NS 9813 asks the motive power question...is this the head-end? Is it the tail-end? Is it a DPU? Is it a road train? Is is a yard switcher? Who can tell? The Norfolk & Western and Southern Railway were both partial to high-hood road units. While NS retains some, they have overwhelmingly converted to low-hood units, and retro-fitted high-hood units with Admiral cabs.
The vista from the east end of the yard. Spot the railfan vehicle? The local Lions Club provides a handy turning spot. Home of tail-ends and tail-twisters:
Model this:And a final view of NS 9813 on the head-end. Or is is the tail-end?
Running extra...
Alex, I'll take Things That Are Black for 400? Black NS units. The Black Watch play The Black Bear!
Tim Horton's new 50th anniversary commercial channels the Man in Black. I've Been Everywhere. You be the judge - is that a VIA passenger at the 00:27 mark? I can't believe it includes Boucherville sung as Boo-shur-vil. Butchered it. Here's a location list.
A black day for media events. Ontario PC leader Tim Hudak gets ejected from a subway car trailing politicos, flacks and PC social media people! It's Toronto - they have rules. Tim can ride the subway, cameramen can ride the subway. But the moment you are campaigning or turning on video lights, ya gotta have a permit, Sir. Cameramen cannot explain technical details to transit cops. Hudak can only smile benignly as TTC customers heckle. Politely. Mind The credibility Gap!

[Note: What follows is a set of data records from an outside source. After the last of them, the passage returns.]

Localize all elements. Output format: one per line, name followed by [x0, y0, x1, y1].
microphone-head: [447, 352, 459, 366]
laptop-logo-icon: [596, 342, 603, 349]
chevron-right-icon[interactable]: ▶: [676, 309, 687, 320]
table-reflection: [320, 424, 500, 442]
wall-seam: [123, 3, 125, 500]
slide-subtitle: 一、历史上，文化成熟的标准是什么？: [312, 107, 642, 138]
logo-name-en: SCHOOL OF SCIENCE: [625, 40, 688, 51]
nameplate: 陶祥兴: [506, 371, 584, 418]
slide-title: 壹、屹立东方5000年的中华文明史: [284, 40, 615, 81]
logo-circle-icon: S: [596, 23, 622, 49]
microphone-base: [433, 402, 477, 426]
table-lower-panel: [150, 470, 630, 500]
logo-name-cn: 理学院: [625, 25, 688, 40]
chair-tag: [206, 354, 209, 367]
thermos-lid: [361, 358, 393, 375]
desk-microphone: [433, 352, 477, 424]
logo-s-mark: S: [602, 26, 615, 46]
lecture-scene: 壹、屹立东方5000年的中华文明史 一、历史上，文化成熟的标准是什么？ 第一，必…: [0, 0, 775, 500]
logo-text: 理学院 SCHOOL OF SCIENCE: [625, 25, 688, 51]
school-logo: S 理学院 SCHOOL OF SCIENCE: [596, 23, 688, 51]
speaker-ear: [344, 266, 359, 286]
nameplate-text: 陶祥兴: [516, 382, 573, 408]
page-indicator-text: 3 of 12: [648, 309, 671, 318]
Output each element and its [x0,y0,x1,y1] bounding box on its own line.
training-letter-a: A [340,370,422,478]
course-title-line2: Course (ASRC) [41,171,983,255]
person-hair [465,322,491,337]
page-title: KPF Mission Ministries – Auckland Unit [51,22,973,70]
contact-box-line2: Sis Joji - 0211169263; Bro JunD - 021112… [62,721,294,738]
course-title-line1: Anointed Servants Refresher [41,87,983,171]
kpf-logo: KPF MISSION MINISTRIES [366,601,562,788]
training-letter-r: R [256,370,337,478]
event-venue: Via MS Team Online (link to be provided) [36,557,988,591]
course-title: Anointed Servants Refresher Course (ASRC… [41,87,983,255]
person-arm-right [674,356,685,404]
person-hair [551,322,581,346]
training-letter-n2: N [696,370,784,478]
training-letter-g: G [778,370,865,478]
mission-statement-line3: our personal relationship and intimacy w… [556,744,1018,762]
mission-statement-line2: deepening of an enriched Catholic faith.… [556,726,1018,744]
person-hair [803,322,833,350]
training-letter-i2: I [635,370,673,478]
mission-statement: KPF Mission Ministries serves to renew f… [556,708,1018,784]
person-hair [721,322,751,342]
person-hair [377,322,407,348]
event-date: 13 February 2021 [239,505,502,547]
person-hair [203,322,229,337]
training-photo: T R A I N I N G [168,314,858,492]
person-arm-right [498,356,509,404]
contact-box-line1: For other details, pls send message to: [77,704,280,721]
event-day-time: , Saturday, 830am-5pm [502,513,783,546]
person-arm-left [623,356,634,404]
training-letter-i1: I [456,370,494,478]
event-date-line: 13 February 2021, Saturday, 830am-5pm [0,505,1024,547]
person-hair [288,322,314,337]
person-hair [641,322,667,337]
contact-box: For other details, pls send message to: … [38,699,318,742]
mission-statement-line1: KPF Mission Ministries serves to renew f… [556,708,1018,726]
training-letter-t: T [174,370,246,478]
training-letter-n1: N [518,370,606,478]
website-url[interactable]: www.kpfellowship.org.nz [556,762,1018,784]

It truly makes me so very, very sad to see other model train clubs, when a train town like Kingston, On doesn't have one, I just don't understand it at all :-(
ReplyDeleteI miss going to a club weekly, to talk about model trains, run on a large layout, attending operations sessions, learn " how to do things " from more talented members than me.
Oh, well like other things in Kingston, I will never see a club like Belleville, Ottawa and dare I even say Dorval, QC happen in Kingston and that makes me so Very, very sad..
Warren Thwing
I was there for you, Warren. Reporting live from the MB club! Obvious amounts of technical know-how, camaraderie and enthusiasm among the group.
ReplyDeleteIt must be the Kingston Kurse or something?
I really think a good alternative is round-robin. This allows each modeller to not have to model something they're not really interested in, maintain a good theme, and still talk about model trains, learn from others and operate.
Eric
The train you saw at Selma is most likely the yard switcher hooked up to a future NS E49. The coal hoppers are loaded, so the train is headed East to Goldsboro, Kinston, New Bern, and the coal hoppers will continue on as train E16 to either Cherry Point at Havelock or Camp Lejeune in Jacksonville.
ReplyDeleteIan Whaley
Thanks very much for that additional information, Ian. From my limited time trackside, I can tell that there is a lot happening in NC, both freight and passenger. Always enjoy my stops in Selma!